The Way of all Animal Powers



    In theory, Zu is an improvisational jazz trio, though the musicians often deliver a rock feel that, without the benefit of guitar, is hit or miss. On “Tomaraya Is Our Elvis,” which opens the generally noisy, free-jazz set of The Way of All Animal Powers, the band blurts out Beafheart-esque jazz metal, and I imagine its repetitious grinding main riff will stay with me long after some of the other tracks are forgotten. Massimo Pupillo’s bass clearly drives the menace here, though drummer Jacopo Battaglia and Luca T Mai on sax hint at some of the mayhem they will be causing later on.

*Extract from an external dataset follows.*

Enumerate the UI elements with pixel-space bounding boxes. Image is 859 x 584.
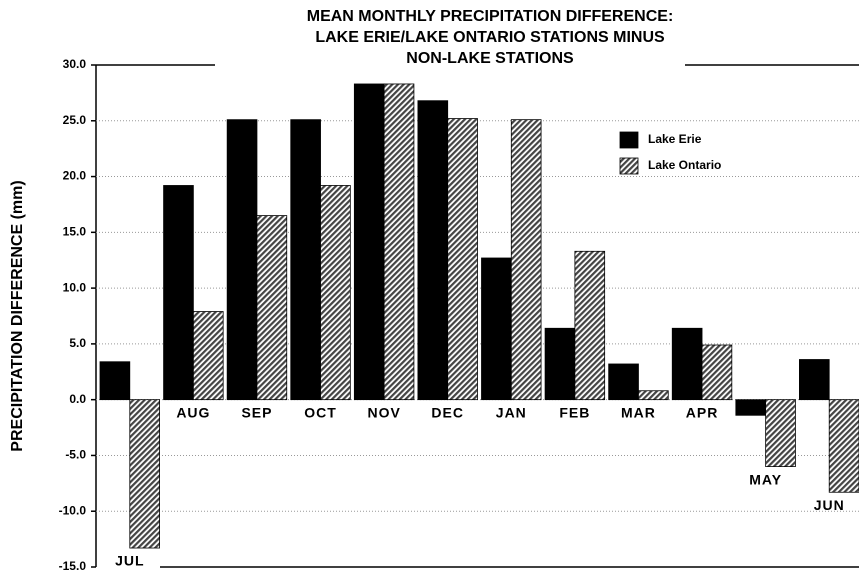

    “The Aftermath” is also memorable, with a funereal but anxious drone slowly becoming more manic until the song becomes an exercise in sustained tension, as is “The Witch Herbalist Of The Remote Town,” a jittery carnival burst of dirty sensual energy. “Shape Shifting,” “Things Fall Apart,” and “Farewell to the Species” are the kind of spastic tunes you’d expect when you hear a label like free jazz/improv/metal: wild, but expected to be.


    It would have been far better to end The Way of all Animal Powers with “A Fortress Against Shadows,” the penultimate track that slogs along with odd spiritual power, like a hungpver klesmer band tuning up at dawn. The final track, “Every Seagull Knows,” tries too hard to be weird metal, and instead sounds like a Dr. Demento outtake. Zu certainly have the chops, and the soul to dig deep when they feel the mojo, but too often they shoot themselves in the foot by trying to be too cute. (In general, only sci-fi fans have cornier humor than jazzmen.)